Intelligence artificielle : objet de moqueries, le chatbot français Lucie débranché en 48 heures
«Œufs de vache», erreurs dans des calculs simples : Lucie, un chatbot développé avec le soutien de l’État français a été mis hors ligne après être devenu la risée des internautes. Un ratage qui a fait parler de lui jusqu’aux États-Unis, et qui fait fausse note à l’heure du projet «Stargate» aux États-Unis et de l’avènement du chinois DeepSeek.
«Nous avons été emportés par notre propre enthousiasme». Dans un communiqué publié le 25 janvier, la société Linagora annonçait la fermeture «temporaire» de Lucie, l’intelligence artificielle qu’elle a développée en collaboration avec le CNRS (Centre National de la Recherche Scientifique) et lancée dans le cadre du plan d'investissement France 2030.
Une annonce qui survient alors que ce chatbot tricolore, rendu accessible au public le 23 janvier, était sous le feu des moqueries en raison de ses réponses incongrues à des questions d’internautes qui – pour certaines – l’étaient tout autant.
Sollicitée pour rédiger une dissertation «sur Hérodote et la bombe atomique», Lucie répond que le roi de Judée – mort peu avant la naissance du Christ – «a joué un rôle important dans le développement de la bombe atomique». Interrogée sur les «œufs de vache», le chatbot affirme que ces derniers sont «souvent utilisés dans la cuisine pour préparer des recettes telles que les omelettes, les œufs brouillés et les frittatas».
À la question «Combien font 5(3+2) ?», Lucie répond 17, puis 50, au lieu de 25. Quant au nombre de «r» dans le mot «strawberry», l’IA française va en dénombrer «un seul». Des pépites qui ont rapidement créé le buzz sur les réseaux sociaux, les internautes raillant les performances de cette «fierté française».
«Cet amateurisme doit cesser !»
«Nous demandons à tout le monde de respecter le travail des chercheurs et des ingénieurs qui œuvrent pour développer des systèmes d’IA de confiance, plus éthiques et plus transparents» ont enjoint les développeurs dans leur communiqué.
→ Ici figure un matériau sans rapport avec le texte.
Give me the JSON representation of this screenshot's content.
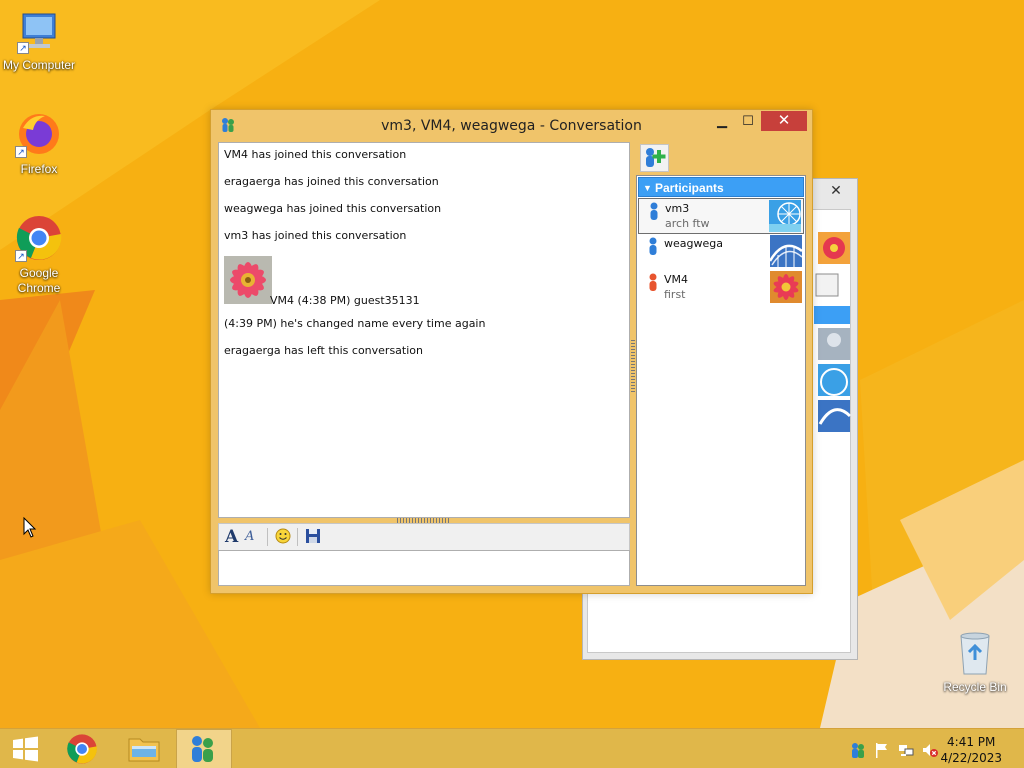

Ces derniers assurant avoir «besoin de calme et de temps» afin de «mieux expliquer» leur «démarche». Un argument loin de convaincre sur la toile, notamment d’autres acteurs de la tech française.
«Cet amateurisme doit cesser !» a lancé, particulièrement virulent, Laurent Alexandre, co-fondateur du site de santé grand public Doctissimo. «LUCIE humilie la French Tech, LUCIE ridiculise la Startup Nation, LUCIE rabaisse le président Macron, LUCIE décrédibilise la France» a-t-il martelé sur X, repostant une capture d’écran d’un article de CNN qui s’est notamment fait l’écho de l’anecdote des œufs de vache.
À l’opposé, parmi les quelques soutiens de cette initiative «ambitieuse» : Cyril Sousa Cardoso, fondateur et patron de la startup Polaria, spécialisée dans l’IA. Ce dernier a fustigé l’«inculture technologique flagrante» et un «réflexe» de «dénigrer» les «initiatives nationales». «Ce n’est pas le moment pour des moqueries stériles qui ne servent qu’à décourager les efforts d’une France et d’une Europe en quête de souveraineté technologique face à la nouvelle hostilité américaine» assure-t-il.
D’autres encore ont souligné que d’autres IA, de grands groupes américains, en l'occurrence Google, avaient rencontrés des problèmes similaires lors de leurs premiers pas.
Ce ratage français survient au moment où DeepSeek bouscule le monde de la Tech et où Donald Trump annonce des centaines de milliards de dollars d’investissement dans l’infrastructure d’Intelligence artificielle aux États-Unis dans le cadre du projet «Stargate» qui réunit notamment le japonais SoftBank et la startup américaine OpenAI qui a développé ChatGPT. Par ailleurs, la France organise début février un «sommet pour l’action» sur l’IA. Un timing, français, également souligné par CNN.